One of Australia’s biggest alcohol sellers is trying to ring-fence its business and cushion customers as the Middle East conflict threatens supply chains and pushes up fuel and freight costs.
Endeavour Group, which owns more than 1500 Dan Murphy’s and BWS outlets, has also hinted at job cuts going into its new financial year as part of a $100 million cost savings drive.
Endeavour is taking action after seeing relatively flat sales of $2.4 billion in the third quarter of fiscal 2026.

While sales were supported by strong trading over Easter, consumer demand remains subdued.
The group’s outlook is in line with its major competitor Coles, which last week said sales at its Liquorland business fell 3.9 per cent to $781 million in its first half.

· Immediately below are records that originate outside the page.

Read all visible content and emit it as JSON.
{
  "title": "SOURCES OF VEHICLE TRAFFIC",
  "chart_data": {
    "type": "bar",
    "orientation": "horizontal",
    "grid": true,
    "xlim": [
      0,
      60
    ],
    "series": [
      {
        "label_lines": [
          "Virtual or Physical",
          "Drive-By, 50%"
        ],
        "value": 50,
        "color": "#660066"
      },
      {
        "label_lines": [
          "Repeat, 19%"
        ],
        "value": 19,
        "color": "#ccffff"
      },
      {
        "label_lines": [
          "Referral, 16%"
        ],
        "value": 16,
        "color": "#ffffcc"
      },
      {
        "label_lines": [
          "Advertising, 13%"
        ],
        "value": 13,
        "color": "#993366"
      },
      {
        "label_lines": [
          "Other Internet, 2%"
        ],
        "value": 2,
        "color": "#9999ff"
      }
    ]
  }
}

The supermarket group’s boss Leah Weckert said consumers were counting their pennies as confidence nosedived after the war began on February 28.

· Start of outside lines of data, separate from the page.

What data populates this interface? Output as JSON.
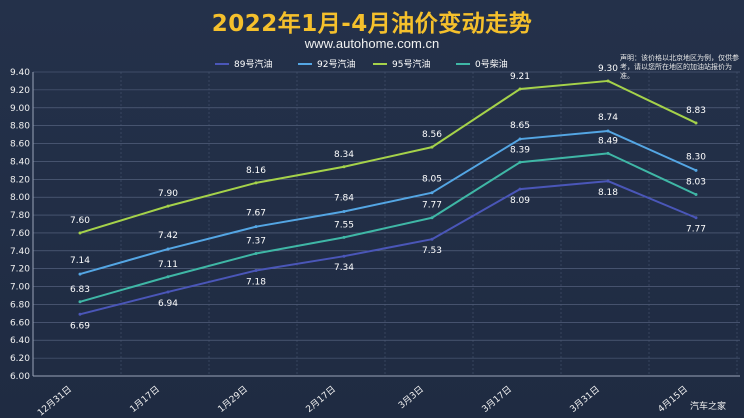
{
  "page": {
    "title": "2022年1月-4月油价变动走势",
    "subtitle": "www.autohome.com.cn",
    "note": "声明：该价格以北京地区为例，仅供参考，请以您所在地区的加油站报价为准。",
    "watermark": "汽车之家"
  },
  "chart_data": {
    "type": "line",
    "title": "2022年1月-4月油价变动走势",
    "xlabel": "",
    "ylabel": "",
    "categories": [
      "12月31日",
      "1月17日",
      "1月29日",
      "2月17日",
      "3月3日",
      "3月17日",
      "3月31日",
      "4月15日"
    ],
    "ylim": [
      6.0,
      9.4
    ],
    "yticks": [
      "6.00",
      "6.20",
      "6.40",
      "6.60",
      "6.80",
      "7.00",
      "7.20",
      "7.40",
      "7.60",
      "7.80",
      "8.00",
      "8.20",
      "8.40",
      "8.60",
      "8.80",
      "9.00",
      "9.20",
      "9.40"
    ],
    "grid": true,
    "legend_position": "top",
    "series": [
      {
        "name": "89号汽油",
        "color": "#4a56b8",
        "values": [
          6.69,
          6.94,
          7.18,
          7.34,
          7.53,
          8.09,
          8.18,
          7.77
        ],
        "labels": [
          "6.69",
          "6.94",
          "7.18",
          "7.34",
          "7.53",
          "8.09",
          "8.18",
          "7.77"
        ]
      },
      {
        "name": "92号汽油",
        "color": "#54a6e4",
        "values": [
          7.14,
          7.42,
          7.67,
          7.84,
          8.05,
          8.65,
          8.74,
          8.3
        ],
        "labels": [
          "7.14",
          "7.42",
          "7.67",
          "7.84",
          "8.05",
          "8.65",
          "8.74",
          "8.30"
        ]
      },
      {
        "name": "95号汽油",
        "color": "#a5d24a",
        "values": [
          7.6,
          7.9,
          8.16,
          8.34,
          8.56,
          9.21,
          9.3,
          8.83
        ],
        "labels": [
          "7.60",
          "7.90",
          "8.16",
          "8.34",
          "8.56",
          "9.21",
          "9.30",
          "8.83"
        ]
      },
      {
        "name": "0号柴油",
        "color": "#3fb7a6",
        "values": [
          6.83,
          7.11,
          7.37,
          7.55,
          7.77,
          8.39,
          8.49,
          8.03
        ],
        "labels": [
          "6.83",
          "7.11",
          "7.37",
          "7.55",
          "7.77",
          "8.39",
          "8.49",
          "8.03"
        ]
      }
    ]
  }
}
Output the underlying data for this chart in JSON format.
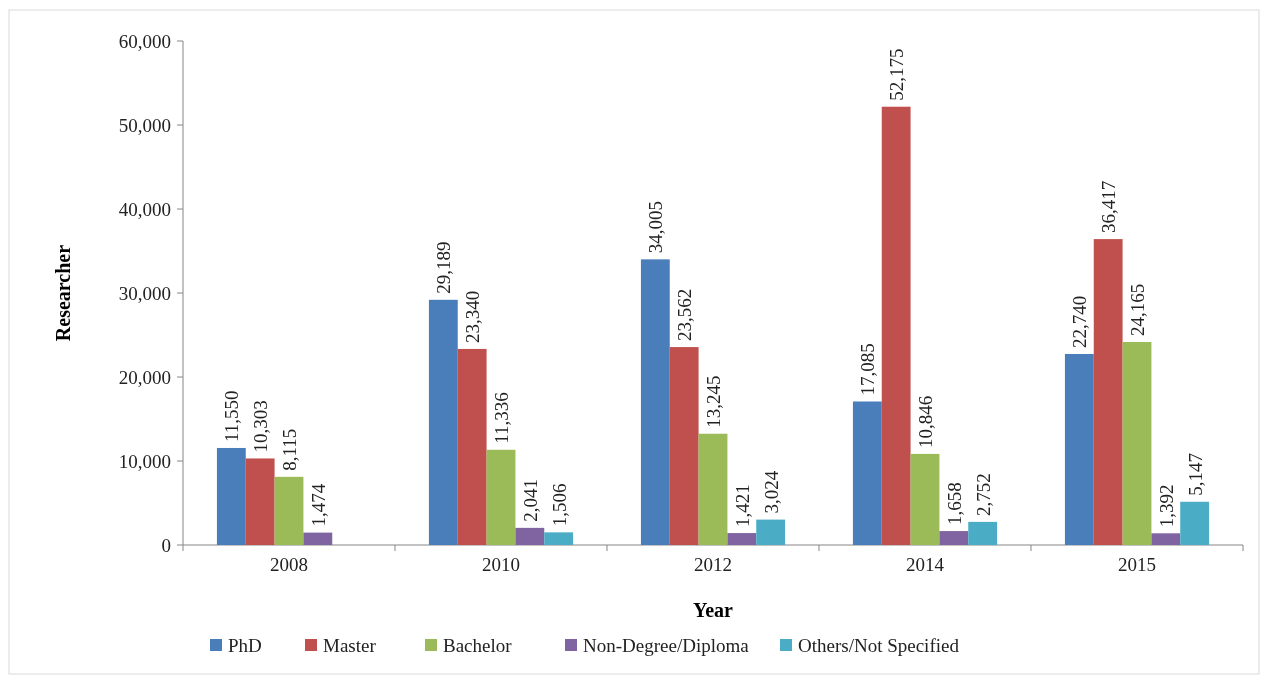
{
  "chart_data": {
    "type": "bar",
    "xlabel": "Year",
    "ylabel": "Researcher",
    "categories": [
      "2008",
      "2010",
      "2012",
      "2014",
      "2015"
    ],
    "series": [
      {
        "name": "PhD",
        "color": "#4a7ebb",
        "values": [
          11550,
          29189,
          34005,
          17085,
          22740
        ],
        "value_labels": [
          "11,550",
          "29,189",
          "34,005",
          "17,085",
          "22,740"
        ]
      },
      {
        "name": "Master",
        "color": "#c0504d",
        "values": [
          10303,
          23340,
          23562,
          52175,
          36417
        ],
        "value_labels": [
          "10,303",
          "23,340",
          "23,562",
          "52,175",
          "36,417"
        ]
      },
      {
        "name": "Bachelor",
        "color": "#9bbb59",
        "values": [
          8115,
          11336,
          13245,
          10846,
          24165
        ],
        "value_labels": [
          "8,115",
          "11,336",
          "13,245",
          "10,846",
          "24,165"
        ]
      },
      {
        "name": "Non-Degree/Diploma",
        "color": "#8064a2",
        "values": [
          1474,
          2041,
          1421,
          1658,
          1392
        ],
        "value_labels": [
          "1,474",
          "2,041",
          "1,421",
          "1,658",
          "1,392"
        ]
      },
      {
        "name": "Others/Not Specified",
        "color": "#4bacc6",
        "values": [
          null,
          1506,
          3024,
          2752,
          5147
        ],
        "value_labels": [
          null,
          "1,506",
          "3,024",
          "2,752",
          "5,147"
        ]
      }
    ],
    "ylim": [
      0,
      60000
    ],
    "yticks": [
      {
        "value": 0,
        "label": "0"
      },
      {
        "value": 10000,
        "label": "10,000"
      },
      {
        "value": 20000,
        "label": "20,000"
      },
      {
        "value": 30000,
        "label": "30,000"
      },
      {
        "value": 40000,
        "label": "40,000"
      },
      {
        "value": 50000,
        "label": "50,000"
      },
      {
        "value": 60000,
        "label": "60,000"
      }
    ],
    "legend": "bottom",
    "grid": false
  }
}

“Liquor is just a more discretionary category than something like food,” she said last week.
“People will make decisions to cut back in that space to make way for the increased lines in their budget that they might see on things like mortgages or energy or groceries.”

Endeavour, which also owns hundreds of pubs, said sales at the venues began to soften in March across food and bar sales, gaming activity and accommodation bookings.

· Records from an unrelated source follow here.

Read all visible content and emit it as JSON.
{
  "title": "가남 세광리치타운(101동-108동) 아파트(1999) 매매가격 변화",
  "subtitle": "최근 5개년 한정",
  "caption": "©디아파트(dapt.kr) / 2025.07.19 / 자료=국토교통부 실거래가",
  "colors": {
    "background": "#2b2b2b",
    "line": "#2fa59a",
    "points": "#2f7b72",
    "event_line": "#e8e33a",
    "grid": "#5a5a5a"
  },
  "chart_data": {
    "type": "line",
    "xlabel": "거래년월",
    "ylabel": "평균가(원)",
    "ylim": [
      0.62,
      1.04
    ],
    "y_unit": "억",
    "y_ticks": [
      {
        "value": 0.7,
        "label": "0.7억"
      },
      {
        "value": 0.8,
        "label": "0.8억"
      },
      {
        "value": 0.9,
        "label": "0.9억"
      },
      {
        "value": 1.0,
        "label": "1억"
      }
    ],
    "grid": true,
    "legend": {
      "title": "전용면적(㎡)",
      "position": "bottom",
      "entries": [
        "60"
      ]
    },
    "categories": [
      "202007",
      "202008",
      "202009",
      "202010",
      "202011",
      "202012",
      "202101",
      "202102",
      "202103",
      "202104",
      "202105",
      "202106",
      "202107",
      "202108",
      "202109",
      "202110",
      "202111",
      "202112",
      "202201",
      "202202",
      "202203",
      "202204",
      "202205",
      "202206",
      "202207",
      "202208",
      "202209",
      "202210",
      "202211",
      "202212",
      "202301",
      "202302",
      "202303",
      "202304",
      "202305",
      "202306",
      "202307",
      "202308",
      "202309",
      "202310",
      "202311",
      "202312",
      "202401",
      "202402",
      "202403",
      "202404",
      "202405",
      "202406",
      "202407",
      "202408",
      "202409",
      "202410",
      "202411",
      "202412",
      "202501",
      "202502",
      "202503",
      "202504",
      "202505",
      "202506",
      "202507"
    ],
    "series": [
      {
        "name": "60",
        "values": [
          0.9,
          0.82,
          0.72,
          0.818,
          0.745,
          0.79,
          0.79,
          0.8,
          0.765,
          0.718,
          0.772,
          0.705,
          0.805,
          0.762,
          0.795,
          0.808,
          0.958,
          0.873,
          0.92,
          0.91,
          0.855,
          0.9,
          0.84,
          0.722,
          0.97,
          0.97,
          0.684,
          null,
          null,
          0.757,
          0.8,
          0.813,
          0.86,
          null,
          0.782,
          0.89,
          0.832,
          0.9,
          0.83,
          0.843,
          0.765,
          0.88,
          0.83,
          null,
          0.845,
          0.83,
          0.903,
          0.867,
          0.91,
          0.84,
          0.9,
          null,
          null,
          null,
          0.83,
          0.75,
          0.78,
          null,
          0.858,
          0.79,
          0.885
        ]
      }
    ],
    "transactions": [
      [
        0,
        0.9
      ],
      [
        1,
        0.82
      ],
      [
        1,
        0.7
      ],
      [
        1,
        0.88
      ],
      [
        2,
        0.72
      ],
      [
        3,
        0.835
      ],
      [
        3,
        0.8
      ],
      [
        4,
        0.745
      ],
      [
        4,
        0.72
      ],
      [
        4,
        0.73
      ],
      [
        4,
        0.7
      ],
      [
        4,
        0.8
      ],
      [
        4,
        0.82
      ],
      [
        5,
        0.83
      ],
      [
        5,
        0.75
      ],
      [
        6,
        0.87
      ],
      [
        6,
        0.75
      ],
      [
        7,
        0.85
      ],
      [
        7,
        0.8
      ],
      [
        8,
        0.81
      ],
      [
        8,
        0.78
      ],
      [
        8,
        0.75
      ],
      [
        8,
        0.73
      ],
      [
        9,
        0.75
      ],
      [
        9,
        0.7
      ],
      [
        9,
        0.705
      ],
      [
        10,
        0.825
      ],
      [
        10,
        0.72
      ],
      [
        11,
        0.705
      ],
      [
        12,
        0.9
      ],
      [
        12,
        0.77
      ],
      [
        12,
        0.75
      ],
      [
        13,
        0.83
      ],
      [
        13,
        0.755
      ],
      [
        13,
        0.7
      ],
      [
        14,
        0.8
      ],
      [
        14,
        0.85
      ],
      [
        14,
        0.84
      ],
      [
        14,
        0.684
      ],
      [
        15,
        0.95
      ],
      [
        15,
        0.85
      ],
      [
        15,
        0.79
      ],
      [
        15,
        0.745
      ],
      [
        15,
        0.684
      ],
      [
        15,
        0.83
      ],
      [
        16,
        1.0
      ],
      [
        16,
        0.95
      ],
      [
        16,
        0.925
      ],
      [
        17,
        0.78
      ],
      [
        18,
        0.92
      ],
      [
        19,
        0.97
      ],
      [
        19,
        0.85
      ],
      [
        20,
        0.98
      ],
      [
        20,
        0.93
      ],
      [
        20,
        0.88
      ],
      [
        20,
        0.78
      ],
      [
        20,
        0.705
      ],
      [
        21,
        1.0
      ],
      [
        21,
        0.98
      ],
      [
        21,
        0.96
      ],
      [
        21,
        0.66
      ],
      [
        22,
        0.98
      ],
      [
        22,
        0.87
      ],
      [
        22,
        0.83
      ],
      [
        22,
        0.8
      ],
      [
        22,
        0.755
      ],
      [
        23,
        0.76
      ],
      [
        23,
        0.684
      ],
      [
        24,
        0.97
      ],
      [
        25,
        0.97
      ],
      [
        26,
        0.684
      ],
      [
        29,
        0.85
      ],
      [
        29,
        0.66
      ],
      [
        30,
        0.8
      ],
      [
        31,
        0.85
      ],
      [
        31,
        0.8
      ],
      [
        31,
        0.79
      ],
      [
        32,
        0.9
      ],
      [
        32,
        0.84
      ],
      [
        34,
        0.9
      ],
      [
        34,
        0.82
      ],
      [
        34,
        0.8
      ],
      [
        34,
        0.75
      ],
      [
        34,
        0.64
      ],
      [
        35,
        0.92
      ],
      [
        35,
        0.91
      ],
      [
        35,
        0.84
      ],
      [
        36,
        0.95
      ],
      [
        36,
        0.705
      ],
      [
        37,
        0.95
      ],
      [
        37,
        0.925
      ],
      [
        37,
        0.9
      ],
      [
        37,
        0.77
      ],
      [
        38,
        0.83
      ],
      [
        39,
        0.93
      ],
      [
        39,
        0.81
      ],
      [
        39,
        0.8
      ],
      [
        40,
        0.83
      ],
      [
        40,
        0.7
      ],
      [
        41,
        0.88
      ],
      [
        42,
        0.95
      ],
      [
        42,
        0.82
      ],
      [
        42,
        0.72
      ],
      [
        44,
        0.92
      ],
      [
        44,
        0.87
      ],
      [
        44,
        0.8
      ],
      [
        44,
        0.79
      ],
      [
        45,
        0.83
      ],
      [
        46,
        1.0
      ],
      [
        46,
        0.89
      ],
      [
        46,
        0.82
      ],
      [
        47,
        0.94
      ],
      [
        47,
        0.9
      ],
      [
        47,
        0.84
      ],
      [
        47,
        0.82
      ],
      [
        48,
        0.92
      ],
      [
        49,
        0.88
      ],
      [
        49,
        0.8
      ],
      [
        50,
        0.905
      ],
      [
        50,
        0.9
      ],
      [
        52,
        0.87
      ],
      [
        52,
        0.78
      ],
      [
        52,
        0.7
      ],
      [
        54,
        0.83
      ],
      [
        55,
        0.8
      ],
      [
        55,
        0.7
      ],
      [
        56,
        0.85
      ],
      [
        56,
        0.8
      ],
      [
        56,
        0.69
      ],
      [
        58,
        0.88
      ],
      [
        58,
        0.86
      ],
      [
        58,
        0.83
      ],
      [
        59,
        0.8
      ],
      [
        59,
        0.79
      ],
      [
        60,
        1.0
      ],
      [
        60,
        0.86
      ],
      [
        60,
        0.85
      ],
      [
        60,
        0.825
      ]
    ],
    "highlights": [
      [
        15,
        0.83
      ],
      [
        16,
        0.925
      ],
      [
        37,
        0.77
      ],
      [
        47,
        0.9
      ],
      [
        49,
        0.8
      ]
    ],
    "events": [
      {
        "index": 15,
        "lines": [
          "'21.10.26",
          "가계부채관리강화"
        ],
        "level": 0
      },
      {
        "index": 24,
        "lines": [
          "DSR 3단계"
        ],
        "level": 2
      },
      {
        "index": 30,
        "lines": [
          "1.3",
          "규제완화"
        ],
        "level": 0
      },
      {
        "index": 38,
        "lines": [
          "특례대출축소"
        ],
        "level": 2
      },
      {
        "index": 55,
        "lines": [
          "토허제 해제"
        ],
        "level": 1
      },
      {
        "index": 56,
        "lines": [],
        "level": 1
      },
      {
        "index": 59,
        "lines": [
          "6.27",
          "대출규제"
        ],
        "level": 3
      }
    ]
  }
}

This was despite an overall sales lift in its hotels division of 3.7 per cent to $531 million in the three months ended April 26.
Endeavour is now adding $400 million more to its inventory to create a buffer against potential supply chain issues due to the war.
It is also closely watching price pressures in its supply chain due to higher fuel costs.
“Endeavour is working with its suppliers to manage these pressures to mitigate structural cost inflation and to minimise the impact on customers,” it said in a statement.
The company warned it would incur additional fuel and freight-related costs over the remainder of its financial year of between $6 million and $8 million.

RBC Capital Markets analyst Michael Toner said, despite the somewhat gloomy consumer outlook, Endeavour’s overall sales were ahead of consensus.
“However, taking a forward-looking view, the (half-year to date) sales growth (including April) shows signs of deceleration as cost of living weighs on spending,” he said.
Earlier this year, chief executive Jayne Hrdlicka said the group was putting its customers before profits after cutting prices to stay ahead in a highly competitive market.
“To be clear, the intention is that Dan Murphy’s will not be beaten on price by anyone at any point for any reason,” she told a first-half results briefing in March.
Endeavour shares dropped by 7.5 per cent in morning trade before recovering around midday to $3.28, down 4.3 per cent.